For many years as I was growing up, the Saturday after Thanksgiving was devoted to baking cookies: my mother, grandmother and I would convene in Mom’s kitchen to make several kinds of holiday treats.
(This, THIS, my friends, is what families should do in the post-Thanksgiving days … not hit the malls and pepper-spray each other in a fight for the latestcheapesthottest electronic gizmo. But I digress.)
Item 1-A on our to-do list for this annual cookie-baking session: almond wreaths (see a recipe for this Christmas cookie favorite here). These are a buttery spritz-type cookie sweetly decorated with bits of red and green candied cherry to resemble the bows on a wreath.

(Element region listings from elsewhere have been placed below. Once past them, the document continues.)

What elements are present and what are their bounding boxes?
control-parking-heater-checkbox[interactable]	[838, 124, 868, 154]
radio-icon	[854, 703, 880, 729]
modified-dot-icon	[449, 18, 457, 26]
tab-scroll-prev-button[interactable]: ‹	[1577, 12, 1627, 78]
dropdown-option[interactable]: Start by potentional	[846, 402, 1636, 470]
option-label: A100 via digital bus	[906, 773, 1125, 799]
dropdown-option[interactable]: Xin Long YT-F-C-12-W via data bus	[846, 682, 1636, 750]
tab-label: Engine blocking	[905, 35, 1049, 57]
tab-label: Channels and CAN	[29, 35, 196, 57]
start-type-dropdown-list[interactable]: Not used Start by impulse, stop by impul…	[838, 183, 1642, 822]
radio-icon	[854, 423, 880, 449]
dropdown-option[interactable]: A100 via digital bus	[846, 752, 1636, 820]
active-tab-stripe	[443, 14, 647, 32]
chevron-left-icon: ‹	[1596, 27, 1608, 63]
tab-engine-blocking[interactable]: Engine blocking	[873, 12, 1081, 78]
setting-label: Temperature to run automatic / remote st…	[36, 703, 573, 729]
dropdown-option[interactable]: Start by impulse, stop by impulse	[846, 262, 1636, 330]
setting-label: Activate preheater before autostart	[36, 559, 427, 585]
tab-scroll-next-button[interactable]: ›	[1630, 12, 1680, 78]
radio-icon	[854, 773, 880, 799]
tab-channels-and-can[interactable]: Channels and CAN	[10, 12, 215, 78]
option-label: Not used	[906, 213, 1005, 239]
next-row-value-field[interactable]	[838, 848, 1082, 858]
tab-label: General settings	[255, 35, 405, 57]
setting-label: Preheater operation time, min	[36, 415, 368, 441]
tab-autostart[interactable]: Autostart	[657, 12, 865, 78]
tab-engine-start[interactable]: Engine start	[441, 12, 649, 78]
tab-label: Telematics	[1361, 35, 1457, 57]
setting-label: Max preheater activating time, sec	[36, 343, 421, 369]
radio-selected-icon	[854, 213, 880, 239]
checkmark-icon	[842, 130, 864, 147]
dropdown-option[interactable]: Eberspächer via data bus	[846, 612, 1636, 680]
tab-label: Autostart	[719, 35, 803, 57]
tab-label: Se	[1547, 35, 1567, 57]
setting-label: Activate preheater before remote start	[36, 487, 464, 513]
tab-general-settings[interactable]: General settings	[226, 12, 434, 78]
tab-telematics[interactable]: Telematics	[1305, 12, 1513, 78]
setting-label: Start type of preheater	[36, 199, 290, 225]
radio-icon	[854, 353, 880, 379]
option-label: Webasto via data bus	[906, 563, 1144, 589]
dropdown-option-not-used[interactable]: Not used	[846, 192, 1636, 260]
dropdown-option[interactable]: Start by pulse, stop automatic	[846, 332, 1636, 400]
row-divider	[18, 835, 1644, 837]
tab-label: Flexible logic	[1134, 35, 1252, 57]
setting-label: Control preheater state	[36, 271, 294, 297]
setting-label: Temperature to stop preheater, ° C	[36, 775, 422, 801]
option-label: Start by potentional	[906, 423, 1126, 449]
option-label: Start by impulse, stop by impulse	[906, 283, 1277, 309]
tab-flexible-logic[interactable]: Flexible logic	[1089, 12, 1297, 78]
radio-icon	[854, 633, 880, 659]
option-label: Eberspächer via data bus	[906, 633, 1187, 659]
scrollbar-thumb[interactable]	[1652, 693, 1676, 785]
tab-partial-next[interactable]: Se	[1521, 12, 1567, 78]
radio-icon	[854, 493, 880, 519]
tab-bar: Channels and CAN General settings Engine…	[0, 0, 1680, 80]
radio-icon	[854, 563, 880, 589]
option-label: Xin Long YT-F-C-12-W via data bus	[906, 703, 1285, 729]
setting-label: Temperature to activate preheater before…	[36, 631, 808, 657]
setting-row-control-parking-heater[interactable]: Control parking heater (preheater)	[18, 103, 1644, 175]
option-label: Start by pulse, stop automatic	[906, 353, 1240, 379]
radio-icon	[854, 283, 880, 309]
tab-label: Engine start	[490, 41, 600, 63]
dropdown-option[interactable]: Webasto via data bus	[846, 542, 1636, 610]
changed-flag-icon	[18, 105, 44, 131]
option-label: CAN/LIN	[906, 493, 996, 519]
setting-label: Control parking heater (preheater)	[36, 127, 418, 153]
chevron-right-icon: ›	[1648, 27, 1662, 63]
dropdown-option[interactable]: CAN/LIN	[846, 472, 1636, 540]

Essential to this cookie recipe: the cookie press. Both Mom and Grandma have well-used, decades-old Mirro cookie presses, whose corkscrew mechanism and generous capacity make easier work out of creating perfect circles of buttery dough. I, however, lacking my own vintage cookie press, made do with a succession of more modern versions, each one completely inferior to the older models. As with many kitchen tools, like the venerable Mirro Swirl Mixer, I find that older, simpler models totally outperform their newer iterations.
Now, I have my own vintage cookie press. Mom scored this copper-finished baby at an antique store. And as I dive into Christmas cookie baking in the coming weeks, I will put my cookie press through its paces.